Following that is a multi-part documentary, Budd Boetticher: An American Original (50m:37s). Each section runs roughly between five and ten minutes and contains interviews with Budd Boetticher (from archival footage), Clint Eastwood, Taylor Hackford, Peter Bogdanovich, Quentin Tarantino, and many more. Beginning with Americano, the documentary chronicles Boetticher's career and the beginning of his life, coming from a wealthy Midwest family and moving to Mexico and becoming a matador. The second part, Burt Kennedy, Writer, delves into his war record and its effect on his work. The documentary clearly illustrates the perfect pairing of the two men. After that, Duke, Randy and Budd: The Beginning of Seven Men From Now discusses the movie's production and John Wayne's own involvement in it (he couldn't star due his commitment to The Searchers).
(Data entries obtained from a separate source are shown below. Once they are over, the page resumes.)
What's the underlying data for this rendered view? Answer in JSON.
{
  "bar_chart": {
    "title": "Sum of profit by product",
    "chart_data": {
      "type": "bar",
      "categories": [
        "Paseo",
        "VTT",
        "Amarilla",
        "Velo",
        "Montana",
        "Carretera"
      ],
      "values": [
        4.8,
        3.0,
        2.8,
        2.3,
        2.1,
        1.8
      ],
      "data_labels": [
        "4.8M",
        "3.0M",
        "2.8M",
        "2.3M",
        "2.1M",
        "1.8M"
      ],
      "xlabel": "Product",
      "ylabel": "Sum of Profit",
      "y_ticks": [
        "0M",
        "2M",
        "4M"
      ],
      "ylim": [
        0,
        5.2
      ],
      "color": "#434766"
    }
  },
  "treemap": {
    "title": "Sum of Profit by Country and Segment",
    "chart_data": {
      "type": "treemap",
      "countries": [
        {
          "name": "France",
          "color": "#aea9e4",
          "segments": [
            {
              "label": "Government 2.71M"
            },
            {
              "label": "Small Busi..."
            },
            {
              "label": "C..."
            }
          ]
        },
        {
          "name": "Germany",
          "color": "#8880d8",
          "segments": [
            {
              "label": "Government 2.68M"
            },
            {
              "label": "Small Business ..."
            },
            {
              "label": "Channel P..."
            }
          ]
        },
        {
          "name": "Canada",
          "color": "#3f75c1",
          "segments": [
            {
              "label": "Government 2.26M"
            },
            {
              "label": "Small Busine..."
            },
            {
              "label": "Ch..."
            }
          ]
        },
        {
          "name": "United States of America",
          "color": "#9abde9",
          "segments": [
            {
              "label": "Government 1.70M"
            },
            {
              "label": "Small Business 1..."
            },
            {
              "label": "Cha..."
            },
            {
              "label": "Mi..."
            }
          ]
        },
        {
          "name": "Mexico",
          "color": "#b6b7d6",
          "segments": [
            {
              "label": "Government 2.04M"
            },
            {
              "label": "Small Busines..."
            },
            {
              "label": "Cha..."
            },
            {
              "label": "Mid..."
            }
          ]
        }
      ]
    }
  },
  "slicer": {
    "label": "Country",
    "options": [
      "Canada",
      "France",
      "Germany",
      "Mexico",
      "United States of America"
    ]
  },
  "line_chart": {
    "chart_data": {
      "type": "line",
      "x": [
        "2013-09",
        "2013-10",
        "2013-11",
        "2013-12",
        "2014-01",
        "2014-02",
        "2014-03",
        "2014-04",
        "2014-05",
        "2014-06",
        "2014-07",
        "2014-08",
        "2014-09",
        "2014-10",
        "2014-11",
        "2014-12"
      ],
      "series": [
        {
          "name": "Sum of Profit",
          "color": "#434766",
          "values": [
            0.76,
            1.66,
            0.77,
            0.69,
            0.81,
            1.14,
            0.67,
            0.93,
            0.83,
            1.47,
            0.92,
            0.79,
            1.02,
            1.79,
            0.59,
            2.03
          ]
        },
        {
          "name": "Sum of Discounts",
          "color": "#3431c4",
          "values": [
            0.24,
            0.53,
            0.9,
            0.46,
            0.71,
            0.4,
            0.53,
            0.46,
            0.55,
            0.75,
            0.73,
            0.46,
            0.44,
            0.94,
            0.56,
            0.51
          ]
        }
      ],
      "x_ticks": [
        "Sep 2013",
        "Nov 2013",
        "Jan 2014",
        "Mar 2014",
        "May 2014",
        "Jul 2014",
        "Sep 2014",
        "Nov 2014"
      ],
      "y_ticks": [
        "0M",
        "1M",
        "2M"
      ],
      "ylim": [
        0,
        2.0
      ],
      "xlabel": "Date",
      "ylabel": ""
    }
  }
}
The interviewees also offer a great deal of explanation about B-movies and the kind of freedom it allowed Boetticher. Lovable Villains and Strong Women continues to discuss the film's unique contribution to the western genre, delving into its somewhat revolutionary portrayal of Masters and Annie Greer and the effect it had on subsequent movies. Returning back to Boetticher, The Last Matador explains his life after the Ranown westerns and is much more personal than the previous pieces. Wrapping up the documentary is Restoring the Legend, which contrasts the current restored print with the faded one. The section even discusses some of Boetticher and Kennedy's own objections to the movie and changes they'd have liked to make. The sections can either be played on their own or all together.
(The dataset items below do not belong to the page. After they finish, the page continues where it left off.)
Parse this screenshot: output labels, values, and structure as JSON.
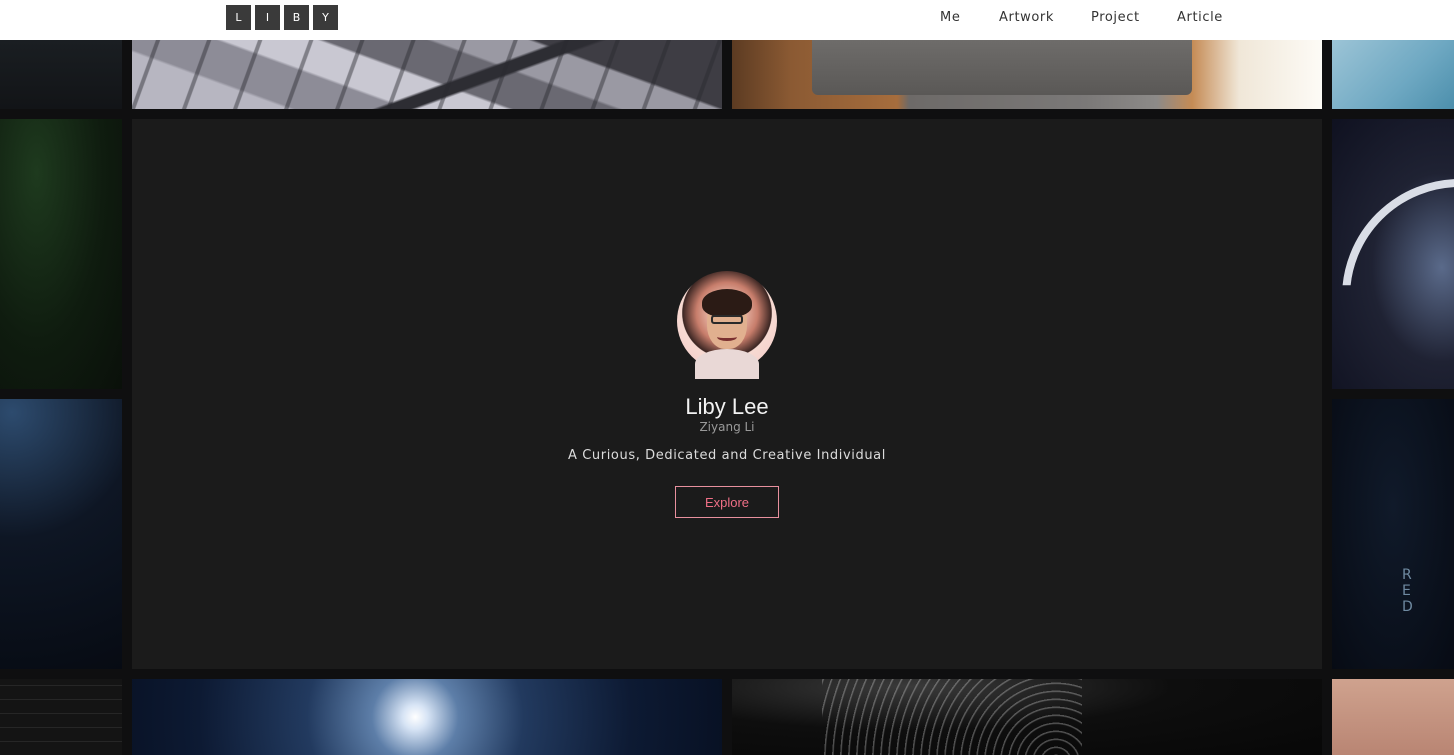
{
  "header": {
    "logo_letters": [
      "L",
      "I",
      "B",
      "Y"
    ],
    "nav": [
      {
        "label": "Me"
      },
      {
        "label": "Artwork"
      },
      {
        "label": "Project"
      },
      {
        "label": "Article"
      }
    ]
  },
  "hero": {
    "name": "Liby Lee",
    "subname": "Ziyang Li",
    "tagline": "A Curious, Dedicated and Creative Individual",
    "explore_label": "Explore"
  },
  "tiles": {
    "side_right_overlay_text": "R E D"
  },
  "colors": {
    "header_bg": "#ffffff",
    "panel_bg": "#1b1b1b",
    "accent": "#ef6f86"
  }
}
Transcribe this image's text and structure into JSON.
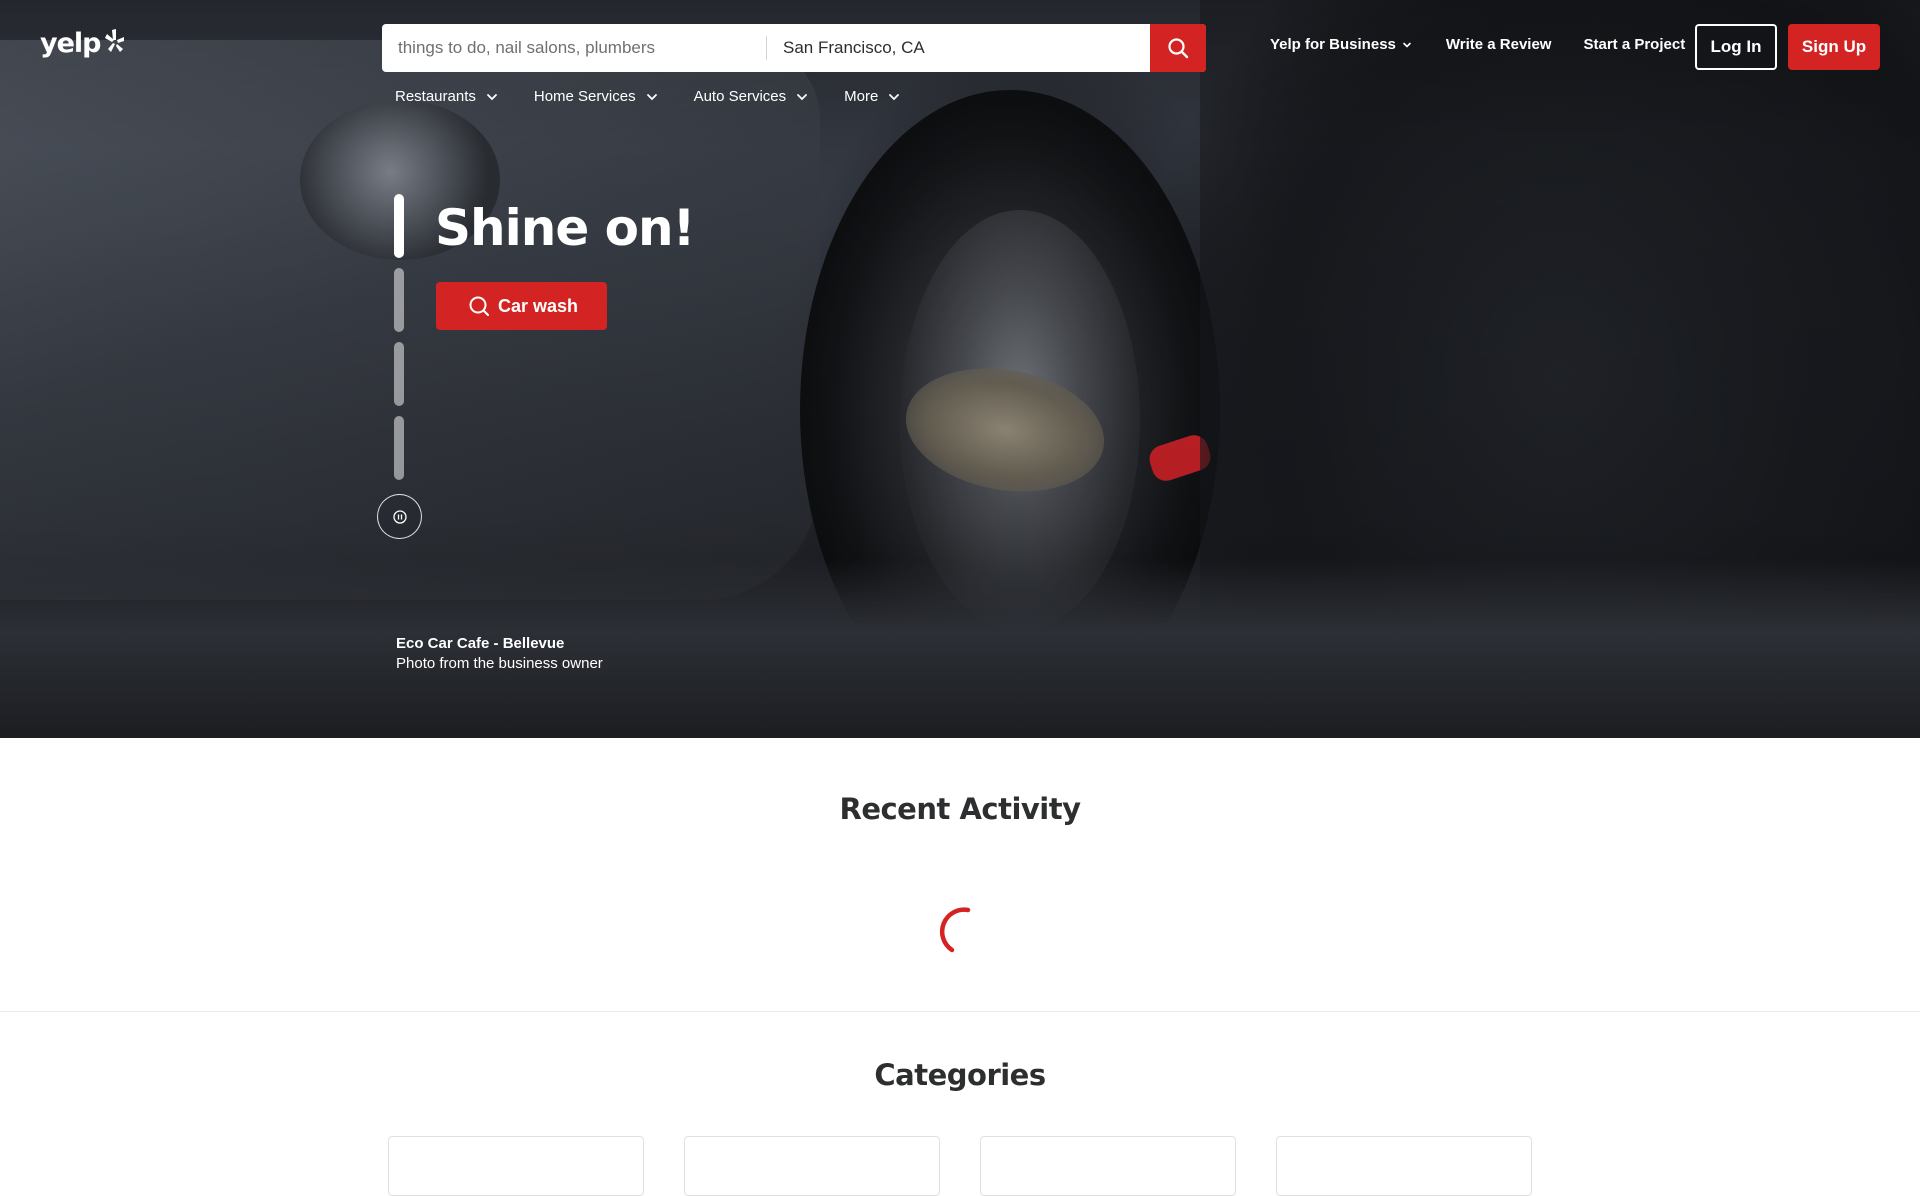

Next is The John Wayne Stock Company: Gail Russell (13m:15s), a brief recap of her troubled, alcohol-ridden life. This is a brief but informative featurette, though the narration is a bit heavy-handed. A second featurette, Lone Pine (06m:24s), examines the locations used by Boetticher to make the film. This landscape has been home to numerous westerns, though the featurette doesn't give a great sense of its locale. Rounding out the special features are the film's original theatrical trailer, as well as trailers for The John Wayne DVD Collection and a Batjac Montage that promotes the company's various DVD releases. There's also a photo gallery.

Thanks to an impressive documentary and commentary, the extras are a great bonus to this DVD.

Extras Grade: B


Final Comments

One of the best of its kind, Seven Men From Now is lovingly restored on DVD and in prime condition for today's audiences to rediscover it. The extras enhance the excellent presentation of the film, making this a topnotch release from Paramount.